The BoE holds rates as economic data weakens in its meeting last week, matching market expectations. The BoE was initially supposed to hike rates by 25 basis points at this month’s meeting. But following a soft patch of economic data, the market expectations fell dramatically.
The central bank voted with a 5 – 2 result on interest rates. Two dissenting votes were in favor of a rate hike at last week’s meeting. The MPC members who voted in favor of the rate hike were Ian McCafferty and Michael Saunders. The two members had also voted for a rate hike at the previous month’s monetary policy meeting. However, both members agreed that the weak patch of economic data was due to temporary factors. However, they said that delaying a rate hike could risk a faster pace of tightening in the longer term.
The central bank said that weak growth during the first quarter of the year was likely to be temporary as it said that growth was influenced by the weather in the first quarter of the year. However, at the same time, the central bank said that it would wait for the economy to pick up in the coming months before the next rate hike.
The central bank’s decision was in sharp contrast to the expectations set forth by the monetary policy committee just a few weeks ago. Various members of the MPC including the BoE Governor Mark Carney were hawkish on the economy.
The BoE Governor, Carney also cut the 2018 growth forecasts while trimming inflation forecasts as well. The central bank stuck to the baseline narrative that interest rates are likely to rise in the coming months.
“What’s the sensible thing to do? Do you act now or do you wait to see evidence that that momentum is re-asserting,” Carney said in the post monetary policy press conference. He added that the majority view of the monetary policy committee was to wait and see for some evidence of the economy reasserting itself.
Despite the dovish outcome at last week’s meeting, the markets are still pricing in another rate hike this year, thus underlining the fact that the BoE is only delaying the rate hike rather than cancelling it altogether.
The decision comes amid a poor set of economic data.
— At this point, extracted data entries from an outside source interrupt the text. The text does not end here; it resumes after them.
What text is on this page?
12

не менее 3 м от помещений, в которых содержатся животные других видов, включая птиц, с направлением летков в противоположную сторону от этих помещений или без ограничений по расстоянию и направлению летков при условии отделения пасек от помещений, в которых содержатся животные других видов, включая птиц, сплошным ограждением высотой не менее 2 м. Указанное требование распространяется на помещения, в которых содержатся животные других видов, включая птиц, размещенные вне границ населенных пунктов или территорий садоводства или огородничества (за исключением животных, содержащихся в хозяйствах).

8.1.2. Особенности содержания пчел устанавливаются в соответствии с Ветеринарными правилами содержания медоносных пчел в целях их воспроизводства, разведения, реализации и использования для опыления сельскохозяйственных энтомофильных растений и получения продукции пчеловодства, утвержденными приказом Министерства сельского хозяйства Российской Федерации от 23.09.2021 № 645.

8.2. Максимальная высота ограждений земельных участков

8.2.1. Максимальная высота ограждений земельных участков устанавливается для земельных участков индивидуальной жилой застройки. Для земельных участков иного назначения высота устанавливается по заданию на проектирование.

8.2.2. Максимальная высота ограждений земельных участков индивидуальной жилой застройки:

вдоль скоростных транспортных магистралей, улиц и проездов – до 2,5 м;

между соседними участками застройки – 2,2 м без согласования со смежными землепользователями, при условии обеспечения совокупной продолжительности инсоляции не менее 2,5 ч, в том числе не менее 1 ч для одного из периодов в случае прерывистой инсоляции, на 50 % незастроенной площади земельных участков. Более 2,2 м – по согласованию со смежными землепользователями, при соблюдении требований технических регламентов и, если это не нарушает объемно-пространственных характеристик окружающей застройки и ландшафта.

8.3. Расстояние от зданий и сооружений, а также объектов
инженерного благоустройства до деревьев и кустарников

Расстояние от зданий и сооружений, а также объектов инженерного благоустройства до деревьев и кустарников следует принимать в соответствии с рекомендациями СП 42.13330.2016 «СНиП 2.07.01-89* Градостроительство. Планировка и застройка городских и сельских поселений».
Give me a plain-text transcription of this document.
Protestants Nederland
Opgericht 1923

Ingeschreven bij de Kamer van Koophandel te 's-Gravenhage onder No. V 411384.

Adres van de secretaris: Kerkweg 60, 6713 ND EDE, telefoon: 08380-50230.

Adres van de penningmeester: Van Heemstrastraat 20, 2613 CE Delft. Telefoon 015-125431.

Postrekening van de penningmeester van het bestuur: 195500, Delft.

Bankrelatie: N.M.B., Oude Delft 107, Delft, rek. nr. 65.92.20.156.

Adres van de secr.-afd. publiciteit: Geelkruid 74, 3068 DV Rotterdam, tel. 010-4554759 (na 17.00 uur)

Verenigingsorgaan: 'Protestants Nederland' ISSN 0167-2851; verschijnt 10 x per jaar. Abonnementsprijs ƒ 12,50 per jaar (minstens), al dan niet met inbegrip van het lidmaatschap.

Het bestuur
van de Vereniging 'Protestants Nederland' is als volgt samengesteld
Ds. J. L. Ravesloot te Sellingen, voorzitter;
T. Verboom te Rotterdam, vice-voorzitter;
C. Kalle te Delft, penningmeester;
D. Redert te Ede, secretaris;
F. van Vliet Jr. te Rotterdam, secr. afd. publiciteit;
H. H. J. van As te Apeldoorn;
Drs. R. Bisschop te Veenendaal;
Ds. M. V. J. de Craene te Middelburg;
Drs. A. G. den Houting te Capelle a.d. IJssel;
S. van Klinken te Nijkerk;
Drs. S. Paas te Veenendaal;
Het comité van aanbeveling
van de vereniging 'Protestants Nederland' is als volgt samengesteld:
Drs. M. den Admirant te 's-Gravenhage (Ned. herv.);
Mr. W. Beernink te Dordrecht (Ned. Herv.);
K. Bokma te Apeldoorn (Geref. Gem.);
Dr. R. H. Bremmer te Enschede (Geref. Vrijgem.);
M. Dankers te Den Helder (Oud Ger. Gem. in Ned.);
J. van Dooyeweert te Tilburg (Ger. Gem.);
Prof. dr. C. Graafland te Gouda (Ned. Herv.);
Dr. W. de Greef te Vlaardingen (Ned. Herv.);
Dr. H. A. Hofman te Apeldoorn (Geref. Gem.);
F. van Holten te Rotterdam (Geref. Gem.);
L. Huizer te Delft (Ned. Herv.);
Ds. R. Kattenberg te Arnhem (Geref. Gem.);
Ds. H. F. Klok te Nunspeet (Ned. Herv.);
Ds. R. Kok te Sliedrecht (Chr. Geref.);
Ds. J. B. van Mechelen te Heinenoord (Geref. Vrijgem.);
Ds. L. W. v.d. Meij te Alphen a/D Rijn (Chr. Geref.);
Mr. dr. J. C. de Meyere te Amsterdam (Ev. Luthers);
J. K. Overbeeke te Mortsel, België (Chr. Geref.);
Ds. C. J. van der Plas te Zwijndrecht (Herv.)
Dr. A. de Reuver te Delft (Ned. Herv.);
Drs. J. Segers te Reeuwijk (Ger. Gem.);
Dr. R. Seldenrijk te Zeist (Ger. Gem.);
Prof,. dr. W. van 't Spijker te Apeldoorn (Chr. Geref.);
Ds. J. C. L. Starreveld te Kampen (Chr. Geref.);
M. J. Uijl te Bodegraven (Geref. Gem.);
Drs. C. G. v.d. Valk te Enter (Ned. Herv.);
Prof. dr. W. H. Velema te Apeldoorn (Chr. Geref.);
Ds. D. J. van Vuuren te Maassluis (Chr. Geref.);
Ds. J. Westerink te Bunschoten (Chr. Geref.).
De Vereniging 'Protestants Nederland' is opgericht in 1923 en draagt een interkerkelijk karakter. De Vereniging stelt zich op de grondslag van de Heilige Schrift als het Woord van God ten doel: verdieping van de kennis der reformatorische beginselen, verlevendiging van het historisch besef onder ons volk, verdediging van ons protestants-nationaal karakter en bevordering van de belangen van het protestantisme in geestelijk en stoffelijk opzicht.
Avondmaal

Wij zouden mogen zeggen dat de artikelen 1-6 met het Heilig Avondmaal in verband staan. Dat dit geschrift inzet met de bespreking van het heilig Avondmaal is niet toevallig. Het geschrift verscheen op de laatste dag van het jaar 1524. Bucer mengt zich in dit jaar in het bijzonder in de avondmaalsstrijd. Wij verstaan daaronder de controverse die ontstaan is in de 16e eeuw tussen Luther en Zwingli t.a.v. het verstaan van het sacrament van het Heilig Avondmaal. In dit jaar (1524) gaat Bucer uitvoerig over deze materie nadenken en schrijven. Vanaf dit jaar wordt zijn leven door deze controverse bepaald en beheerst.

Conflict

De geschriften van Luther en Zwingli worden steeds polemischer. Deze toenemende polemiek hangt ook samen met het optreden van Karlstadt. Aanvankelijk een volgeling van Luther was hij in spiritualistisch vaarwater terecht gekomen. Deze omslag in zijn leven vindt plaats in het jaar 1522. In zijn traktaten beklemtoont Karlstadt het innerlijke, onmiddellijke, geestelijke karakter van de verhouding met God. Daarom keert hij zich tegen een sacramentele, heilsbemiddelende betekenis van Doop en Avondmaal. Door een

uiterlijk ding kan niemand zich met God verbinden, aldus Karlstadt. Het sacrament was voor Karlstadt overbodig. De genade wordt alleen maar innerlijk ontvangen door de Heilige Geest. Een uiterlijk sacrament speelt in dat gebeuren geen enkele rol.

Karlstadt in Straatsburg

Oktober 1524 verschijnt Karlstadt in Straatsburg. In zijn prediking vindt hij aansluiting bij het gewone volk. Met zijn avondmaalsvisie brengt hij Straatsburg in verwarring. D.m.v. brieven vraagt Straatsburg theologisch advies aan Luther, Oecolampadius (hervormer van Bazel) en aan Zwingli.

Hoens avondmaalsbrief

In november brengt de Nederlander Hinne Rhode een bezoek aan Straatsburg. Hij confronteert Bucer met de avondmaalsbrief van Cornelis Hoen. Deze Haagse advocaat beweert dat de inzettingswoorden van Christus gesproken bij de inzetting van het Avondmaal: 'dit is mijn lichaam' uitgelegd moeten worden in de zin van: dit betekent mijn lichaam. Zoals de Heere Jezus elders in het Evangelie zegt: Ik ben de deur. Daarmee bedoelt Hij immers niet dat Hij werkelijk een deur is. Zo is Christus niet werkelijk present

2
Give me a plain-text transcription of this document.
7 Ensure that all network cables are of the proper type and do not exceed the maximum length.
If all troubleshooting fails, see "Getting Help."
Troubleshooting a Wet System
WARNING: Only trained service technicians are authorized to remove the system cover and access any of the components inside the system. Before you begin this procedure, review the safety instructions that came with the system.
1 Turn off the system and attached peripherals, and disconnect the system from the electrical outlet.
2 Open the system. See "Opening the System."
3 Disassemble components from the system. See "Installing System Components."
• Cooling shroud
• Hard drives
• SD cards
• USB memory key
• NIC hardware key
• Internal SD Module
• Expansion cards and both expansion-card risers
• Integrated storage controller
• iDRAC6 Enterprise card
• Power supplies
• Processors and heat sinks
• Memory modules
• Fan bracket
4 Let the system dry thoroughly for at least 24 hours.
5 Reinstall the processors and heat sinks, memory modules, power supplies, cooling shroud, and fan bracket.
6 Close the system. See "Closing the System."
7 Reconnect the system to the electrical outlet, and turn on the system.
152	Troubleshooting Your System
UK’s economy was seen slowing sharply in the first quarter of the year. This was widely attributed to the Brexit event which led consumer prices to rise sharply while leaving wage growth lagging behind inflation.
The Bank of England hiked interest rates in November last year and since then, consumer price inflation was seen peaking to around 3% before easing back. Despite the weak patch of data in the first quarter, central bank policymakers maintained their view for rate hikes as they expect that the UK’s economy could overheat on long term productivity which remains weak and lower immigration.
According to the BoE’s forecasts, the UK economy is expected to rise 1.4% on an annual basis this year. This was a revised down print compared to the 1.8% forecast that was given in February. Consumer prices were also expected to ease to 2.1% by next year and it is expected to return to the 2% inflation target if the central bank hiked interest rates by three times over the next three years.
The Bank of England also touched upon Brexit noting that while the initial uncertainty had paved way to some clarity in terms of the transition deal that was negotiated, Carney said that uncertainty still remains which could impact the UK’s economy.
The British pound was seen posting losses on the day following the central bank’s decision.